A tree consisting of exactly one node is a perfect binary tree by definition. Both left and right subtrees are empty, and their heights are equal. The DFS correctly identifies the subtree size as 1 and records it.

Node With Only One Child

A common bug is accidentally treating a node with one missing child as perfect. The recursive rule prevents this automatically. The existing child subtree may be perfect, but the heights of the left and right sides cannot match because one side is empty and the other is not. Therefore the parent subtree is rejected.

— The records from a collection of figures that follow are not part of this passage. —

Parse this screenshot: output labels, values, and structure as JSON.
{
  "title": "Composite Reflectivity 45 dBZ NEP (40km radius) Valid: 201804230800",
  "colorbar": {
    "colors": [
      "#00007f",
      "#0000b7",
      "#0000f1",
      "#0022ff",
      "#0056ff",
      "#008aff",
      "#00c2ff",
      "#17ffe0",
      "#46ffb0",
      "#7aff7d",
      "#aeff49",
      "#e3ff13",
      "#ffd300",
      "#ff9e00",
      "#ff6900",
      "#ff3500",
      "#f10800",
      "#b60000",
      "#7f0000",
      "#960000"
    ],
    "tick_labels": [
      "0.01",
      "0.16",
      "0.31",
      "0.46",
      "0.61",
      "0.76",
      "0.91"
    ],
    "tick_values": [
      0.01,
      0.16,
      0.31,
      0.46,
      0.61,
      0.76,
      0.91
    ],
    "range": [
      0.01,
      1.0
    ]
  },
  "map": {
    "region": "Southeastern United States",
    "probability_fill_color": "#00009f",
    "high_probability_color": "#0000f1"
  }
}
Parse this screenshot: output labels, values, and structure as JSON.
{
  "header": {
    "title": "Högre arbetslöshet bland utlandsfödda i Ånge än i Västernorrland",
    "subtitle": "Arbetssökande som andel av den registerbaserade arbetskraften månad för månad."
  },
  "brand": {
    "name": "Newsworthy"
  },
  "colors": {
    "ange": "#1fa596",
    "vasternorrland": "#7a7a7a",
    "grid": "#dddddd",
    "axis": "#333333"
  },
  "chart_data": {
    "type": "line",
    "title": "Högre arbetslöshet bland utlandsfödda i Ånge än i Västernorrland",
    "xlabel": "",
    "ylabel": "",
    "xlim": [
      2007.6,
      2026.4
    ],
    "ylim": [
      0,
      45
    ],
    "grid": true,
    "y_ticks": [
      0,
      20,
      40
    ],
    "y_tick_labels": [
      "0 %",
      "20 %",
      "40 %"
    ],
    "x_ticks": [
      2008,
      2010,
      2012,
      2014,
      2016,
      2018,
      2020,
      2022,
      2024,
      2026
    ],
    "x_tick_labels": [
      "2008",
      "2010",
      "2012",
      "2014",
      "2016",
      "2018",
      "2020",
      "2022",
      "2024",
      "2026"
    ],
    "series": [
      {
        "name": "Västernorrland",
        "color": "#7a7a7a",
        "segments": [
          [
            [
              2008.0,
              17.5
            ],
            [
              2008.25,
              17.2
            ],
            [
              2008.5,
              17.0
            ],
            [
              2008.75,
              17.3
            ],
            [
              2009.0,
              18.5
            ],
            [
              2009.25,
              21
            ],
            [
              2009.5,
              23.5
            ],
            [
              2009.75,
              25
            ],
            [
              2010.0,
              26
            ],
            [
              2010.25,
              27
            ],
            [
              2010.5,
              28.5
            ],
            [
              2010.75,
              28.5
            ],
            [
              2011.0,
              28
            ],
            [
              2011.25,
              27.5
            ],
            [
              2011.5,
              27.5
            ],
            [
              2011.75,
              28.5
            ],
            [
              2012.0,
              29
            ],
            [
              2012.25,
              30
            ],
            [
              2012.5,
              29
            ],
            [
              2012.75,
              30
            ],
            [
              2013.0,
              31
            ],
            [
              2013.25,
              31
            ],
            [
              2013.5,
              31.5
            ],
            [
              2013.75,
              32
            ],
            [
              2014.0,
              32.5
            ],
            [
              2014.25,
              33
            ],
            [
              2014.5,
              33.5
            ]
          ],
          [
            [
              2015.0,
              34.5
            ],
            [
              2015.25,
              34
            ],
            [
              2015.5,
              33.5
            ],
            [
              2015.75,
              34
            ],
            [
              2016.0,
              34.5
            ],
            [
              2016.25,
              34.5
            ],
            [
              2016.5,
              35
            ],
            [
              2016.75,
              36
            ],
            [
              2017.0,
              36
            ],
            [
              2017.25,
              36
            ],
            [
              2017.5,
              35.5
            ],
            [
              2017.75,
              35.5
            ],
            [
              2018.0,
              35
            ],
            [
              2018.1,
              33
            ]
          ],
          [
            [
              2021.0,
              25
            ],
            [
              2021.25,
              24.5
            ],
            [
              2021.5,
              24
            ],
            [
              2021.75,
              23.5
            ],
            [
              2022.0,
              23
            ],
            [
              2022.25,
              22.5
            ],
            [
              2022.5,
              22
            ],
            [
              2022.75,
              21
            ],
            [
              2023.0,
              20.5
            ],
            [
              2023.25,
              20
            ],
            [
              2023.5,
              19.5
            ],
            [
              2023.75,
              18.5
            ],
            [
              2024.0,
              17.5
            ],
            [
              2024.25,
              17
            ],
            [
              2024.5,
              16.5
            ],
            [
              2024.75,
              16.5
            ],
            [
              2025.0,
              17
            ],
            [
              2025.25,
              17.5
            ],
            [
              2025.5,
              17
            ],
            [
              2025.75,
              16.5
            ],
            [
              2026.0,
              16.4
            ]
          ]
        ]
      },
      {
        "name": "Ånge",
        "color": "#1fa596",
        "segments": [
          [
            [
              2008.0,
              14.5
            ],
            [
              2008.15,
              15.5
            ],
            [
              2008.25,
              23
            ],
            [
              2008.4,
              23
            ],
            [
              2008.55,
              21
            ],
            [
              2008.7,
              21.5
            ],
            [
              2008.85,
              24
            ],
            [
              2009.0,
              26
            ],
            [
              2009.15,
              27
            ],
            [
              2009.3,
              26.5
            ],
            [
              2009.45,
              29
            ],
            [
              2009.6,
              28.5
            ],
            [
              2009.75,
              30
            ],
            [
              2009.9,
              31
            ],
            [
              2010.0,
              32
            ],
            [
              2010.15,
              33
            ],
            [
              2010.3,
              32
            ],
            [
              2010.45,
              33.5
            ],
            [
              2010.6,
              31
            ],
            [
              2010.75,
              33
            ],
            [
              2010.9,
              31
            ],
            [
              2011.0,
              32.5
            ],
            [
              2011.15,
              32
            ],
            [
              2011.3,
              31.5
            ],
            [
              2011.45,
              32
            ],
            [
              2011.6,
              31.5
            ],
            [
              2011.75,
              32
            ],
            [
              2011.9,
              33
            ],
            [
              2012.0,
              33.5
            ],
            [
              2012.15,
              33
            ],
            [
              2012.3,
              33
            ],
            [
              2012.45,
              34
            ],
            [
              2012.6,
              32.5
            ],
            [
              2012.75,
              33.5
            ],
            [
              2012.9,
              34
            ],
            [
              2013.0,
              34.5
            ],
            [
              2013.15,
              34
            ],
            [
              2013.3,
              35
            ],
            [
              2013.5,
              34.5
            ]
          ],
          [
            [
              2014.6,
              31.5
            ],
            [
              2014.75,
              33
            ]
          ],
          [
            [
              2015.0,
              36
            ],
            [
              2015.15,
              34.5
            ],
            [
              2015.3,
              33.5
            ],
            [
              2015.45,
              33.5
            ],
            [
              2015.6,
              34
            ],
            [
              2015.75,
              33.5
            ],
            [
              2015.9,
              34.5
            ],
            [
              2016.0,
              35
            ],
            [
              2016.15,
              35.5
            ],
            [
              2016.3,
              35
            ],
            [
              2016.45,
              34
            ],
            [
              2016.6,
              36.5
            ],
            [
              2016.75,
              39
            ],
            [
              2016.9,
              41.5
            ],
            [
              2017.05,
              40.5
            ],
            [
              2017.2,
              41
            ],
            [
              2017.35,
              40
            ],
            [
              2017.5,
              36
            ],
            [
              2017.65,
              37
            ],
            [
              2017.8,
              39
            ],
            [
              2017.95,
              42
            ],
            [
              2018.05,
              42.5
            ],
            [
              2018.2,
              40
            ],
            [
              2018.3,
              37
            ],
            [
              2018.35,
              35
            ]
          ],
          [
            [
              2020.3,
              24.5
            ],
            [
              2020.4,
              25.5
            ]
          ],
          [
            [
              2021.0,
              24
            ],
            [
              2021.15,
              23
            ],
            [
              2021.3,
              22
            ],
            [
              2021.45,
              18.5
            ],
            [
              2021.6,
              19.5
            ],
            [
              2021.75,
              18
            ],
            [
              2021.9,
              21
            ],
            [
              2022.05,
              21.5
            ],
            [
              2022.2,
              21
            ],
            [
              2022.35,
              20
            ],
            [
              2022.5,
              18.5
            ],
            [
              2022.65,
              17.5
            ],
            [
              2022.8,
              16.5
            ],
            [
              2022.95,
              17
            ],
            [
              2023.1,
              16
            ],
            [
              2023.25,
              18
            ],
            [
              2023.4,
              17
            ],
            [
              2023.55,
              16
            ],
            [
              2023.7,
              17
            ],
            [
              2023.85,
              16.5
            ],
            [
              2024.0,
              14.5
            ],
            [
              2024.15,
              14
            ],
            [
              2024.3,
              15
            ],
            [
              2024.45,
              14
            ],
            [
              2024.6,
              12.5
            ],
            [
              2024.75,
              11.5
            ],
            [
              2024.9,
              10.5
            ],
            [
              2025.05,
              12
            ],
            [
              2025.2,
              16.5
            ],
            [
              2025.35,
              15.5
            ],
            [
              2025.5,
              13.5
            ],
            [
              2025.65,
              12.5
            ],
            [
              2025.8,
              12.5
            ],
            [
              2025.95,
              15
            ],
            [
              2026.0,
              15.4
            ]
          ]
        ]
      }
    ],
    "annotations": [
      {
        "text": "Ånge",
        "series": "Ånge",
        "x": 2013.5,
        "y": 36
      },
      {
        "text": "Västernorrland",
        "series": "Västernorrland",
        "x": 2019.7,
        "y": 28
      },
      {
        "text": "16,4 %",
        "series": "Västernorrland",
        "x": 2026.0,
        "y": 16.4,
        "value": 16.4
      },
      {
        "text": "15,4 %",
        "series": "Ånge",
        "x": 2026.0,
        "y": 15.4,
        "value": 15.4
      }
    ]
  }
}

Fewer Than k Perfect Subtrees

The problem requires returning -1 when the requested rank does not exist. After collecting and sorting all perfect subtree sizes, the implementation explicitly checks whether k exceeds the number of recorded sizes. If so, it returns -1 immediately.

Multiple Perfect Subtrees With Equal Size

Several perfect subtrees may have identical sizes. The problem asks for the k-th largest subtree, not the k-th distinct size. Therefore every perfect subtree occurrence is stored independently. If two different subtrees both have size 3, both entries remain in the list and participate separately in the ranking.

Entire Tree Is Perfect

When the root itself satisfies the perfect-tree condition, the DFS naturally computes its size after processing both children. The full tree size is appended to the collection, ensuring it competes with all smaller perfect subtrees during ranking.